Com a parceria, será possível a troca de mensagens entre redes, transferências de ativos e a emissão de tokens de forma multichain. A novidade marca um passo importante na conexão entre finanças institucionais e soluções blockchain interoperáveis e regulamentadas.
Além disso, a parceria abre caminho para que desenvolvedores movimentem ativos nativos do XRPL, como XRP, IOUs e Multi-Purpose Tokens (MPTs), para mais de 35 redes compatíveis com a infraestrutura da Wormhole.
Também será possível ativar contratos inteligentes entre diferentes blockchains através de gatilhos de dados e mensagens. Assim, viabilizando novas aplicações em pagamentos, finanças descentralizadas (DeFi) e ativos do mundo real (RWAs).

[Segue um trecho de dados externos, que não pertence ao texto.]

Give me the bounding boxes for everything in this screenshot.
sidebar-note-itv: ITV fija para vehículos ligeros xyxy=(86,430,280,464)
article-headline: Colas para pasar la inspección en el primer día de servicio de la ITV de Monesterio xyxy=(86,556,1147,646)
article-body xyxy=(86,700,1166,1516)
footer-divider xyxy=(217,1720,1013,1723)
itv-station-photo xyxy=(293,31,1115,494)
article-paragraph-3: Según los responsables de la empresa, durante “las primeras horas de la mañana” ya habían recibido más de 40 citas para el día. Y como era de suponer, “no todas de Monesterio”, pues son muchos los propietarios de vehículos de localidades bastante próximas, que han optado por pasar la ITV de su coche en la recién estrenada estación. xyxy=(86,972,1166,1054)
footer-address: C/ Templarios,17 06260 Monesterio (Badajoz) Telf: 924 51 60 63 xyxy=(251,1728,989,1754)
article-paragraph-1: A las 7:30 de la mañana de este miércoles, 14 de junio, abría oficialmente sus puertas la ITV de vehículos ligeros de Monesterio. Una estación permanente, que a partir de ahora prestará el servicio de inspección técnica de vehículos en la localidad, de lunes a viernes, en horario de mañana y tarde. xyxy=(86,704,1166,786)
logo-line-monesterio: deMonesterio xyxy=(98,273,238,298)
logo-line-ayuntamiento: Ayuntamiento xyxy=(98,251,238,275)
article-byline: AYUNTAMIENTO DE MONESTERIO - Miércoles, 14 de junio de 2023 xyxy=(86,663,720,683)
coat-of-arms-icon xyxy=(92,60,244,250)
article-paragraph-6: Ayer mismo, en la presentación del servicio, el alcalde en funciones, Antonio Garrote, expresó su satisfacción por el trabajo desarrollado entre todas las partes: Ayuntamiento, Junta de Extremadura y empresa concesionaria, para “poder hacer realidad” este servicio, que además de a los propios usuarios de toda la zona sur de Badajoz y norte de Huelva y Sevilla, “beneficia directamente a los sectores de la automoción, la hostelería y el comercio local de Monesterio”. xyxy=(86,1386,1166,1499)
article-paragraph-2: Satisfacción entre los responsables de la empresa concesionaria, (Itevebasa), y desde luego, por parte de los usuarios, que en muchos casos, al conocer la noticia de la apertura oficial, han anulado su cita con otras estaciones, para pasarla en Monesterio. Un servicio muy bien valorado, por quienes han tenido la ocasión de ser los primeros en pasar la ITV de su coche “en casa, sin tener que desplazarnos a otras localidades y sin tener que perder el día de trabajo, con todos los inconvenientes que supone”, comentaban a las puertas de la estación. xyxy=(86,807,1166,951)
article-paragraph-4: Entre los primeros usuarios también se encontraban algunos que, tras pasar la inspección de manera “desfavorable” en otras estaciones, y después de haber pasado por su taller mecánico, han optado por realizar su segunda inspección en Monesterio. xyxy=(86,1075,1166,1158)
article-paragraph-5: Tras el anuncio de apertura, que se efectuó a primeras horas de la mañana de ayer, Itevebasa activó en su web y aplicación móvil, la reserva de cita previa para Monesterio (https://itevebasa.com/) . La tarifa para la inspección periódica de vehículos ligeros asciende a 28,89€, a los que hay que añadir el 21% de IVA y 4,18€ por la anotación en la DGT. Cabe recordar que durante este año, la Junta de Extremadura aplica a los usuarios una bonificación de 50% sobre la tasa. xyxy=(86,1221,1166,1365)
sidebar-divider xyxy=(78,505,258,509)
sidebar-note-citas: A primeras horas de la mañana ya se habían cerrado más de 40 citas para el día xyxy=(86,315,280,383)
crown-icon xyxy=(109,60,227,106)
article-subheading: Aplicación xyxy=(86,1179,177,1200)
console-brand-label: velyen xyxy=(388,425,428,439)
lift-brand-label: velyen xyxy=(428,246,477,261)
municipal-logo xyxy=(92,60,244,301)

“Com a parceria, estamos desbloqueando ainda mais potencial entre as principais blockchains para uma das redes mais consolidadas em finanças corporativas, reforçando seu papel como base para ecossistemas de ativos digitais regulados e interoperáveis”, afirmou Robinson Burkey, cofundador da Wormhole Foundation.
Interoperabilidade é fator-chave para adoção cripto
Com a integração, tokens emitidos no XRPL poderão transitar entre diferentes redes mantendo sua origem e governança. Dessa forma, ampliando o alcance da rede e de sua EVM Sidechain, sem comprometer sua segurança e confiabilidade.
Desde seu lançamento em 2020, a Wormhole já viabilizou mais de 1 bilhão de mensagens cross-chain, movimentando um volume superior a US$ 60 bilhões.
A plataforma já é adotada por instituições de peso como BlackRock, Apollo e Securitize, reforçando seu status como uma infraestrutura de referência no universo blockchain.
Assim, a colaboração com a Ripple alinha-se à visão compartilhada de construir um sistema financeiro global, aberto e interconectado, no qual ativos digitais possam circular com fluidez e segurança entre diversas redes, superando barreiras técnicas e regulatórias.